CASE.EDU:    HOME | DIRECTORIES | SEARCH
case western reserve university

COGNITIVE SCIENCE

 

Per Aage Brandt

Charles Burroughs

Elsie B. Smith Professor of Liberal Arts.
Departments of Classics, Art History and Art, and Cognitive Science

A native of England, Charles Burroughs is a historian of built environments and visual culture in Italy and, more recently, in the New World. He was trained in Classics and the Classical Tradition at Balliol College of Oxford University and at the Warburg Institute of London University. He has published two books. One is a highly archival study of changing patterns of spatial practice as well as the actual or planned transformation of architectural and wider settings in Rome at the very beginning of the modern age (mid fifteenth century). The other, more theoretical, project deals with the emergence in late medieval and early modern Italy, both in discourse and in practice, of the cultural as well as architectural concept of facade. Focusing on secular, mostly residential architecture, the book follows the recognition—or, more typically, lack of recognition— of the facade as a an element linking as well as separating the evolving public and private domains, and it examines the aesthetic and semiotic functions and implications of diverse models of elaboration applied to the fronts of buildings.

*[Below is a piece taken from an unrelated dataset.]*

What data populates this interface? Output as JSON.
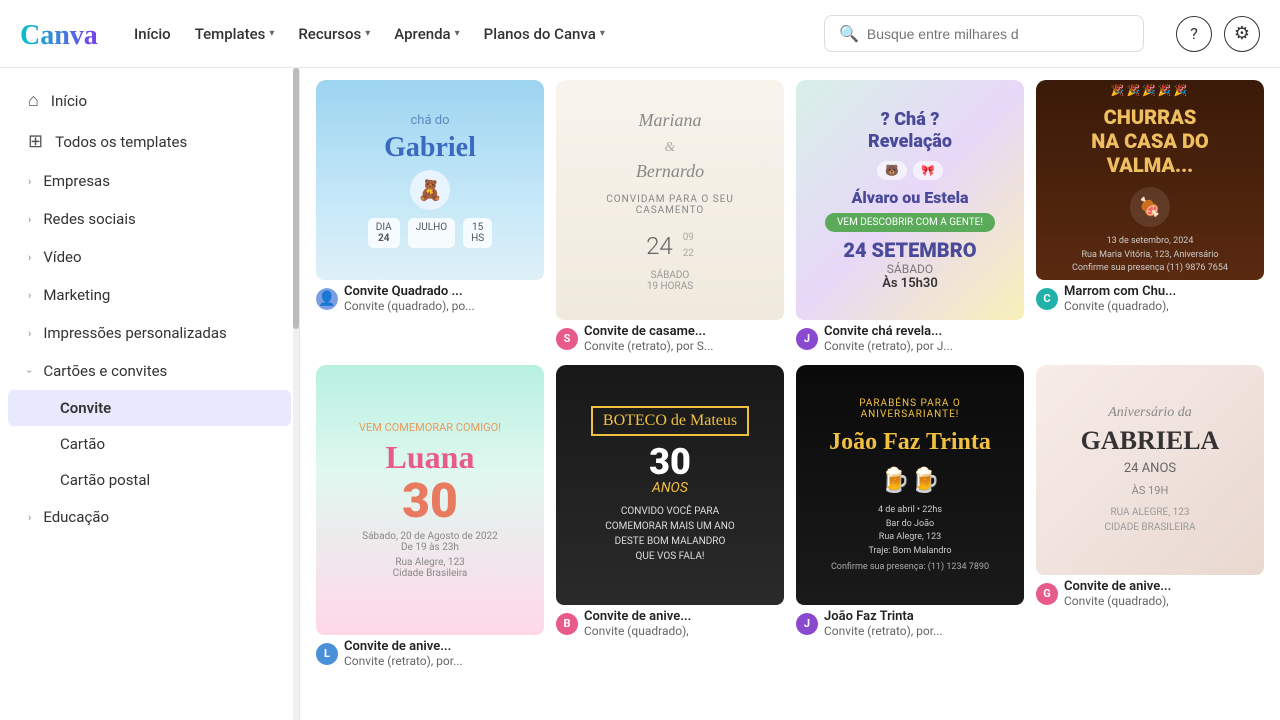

Charles Burroughs has also published widely on Renaissance art and architecture, with articles on such major figures as Alberti, Botticelli, Brunelleschi, Domenico Fontana, Michelangelo (as painter as well as architect), and Palladio, as well as on some key patrons of the era. Currently he is engaged on a book on Botticelli's Primavera as a political painting, in relation to claims made for the natural basis for the formation of social and economic structures as well as political regimes, or at least principles. He is also working with an international and interdisciplinary
group of scholars from the US, Brazil, and Cuba on plantation landscapes and architecture, as well as representations of these, in the New World in the era of the "second slavery," i.e., the early and mid nineteenth century, following the association of slavery with new technologies and forms of organization, often in previously unexploited territories.

In terms of his association with the Cognitive Science Department, Charles Burroughs looks forward to developing his interest in the semiotics of the built environment, with regard both to actual and virtual instances. He hopes to develop work on the spatial settings and conditions for cognitive processes as well as various kinds of enunciation and (self-) representation, whether on the part of various social agents or institutions, that occur in and by means of the immediate spatial and/or architectural matrix. He is planning a course on Architecture and the Sign, with particular emphasis on the elaboration and appropriation of the "classical language of architecture" in a range of settings, and on the interplay between the history of architectural writing and that of building.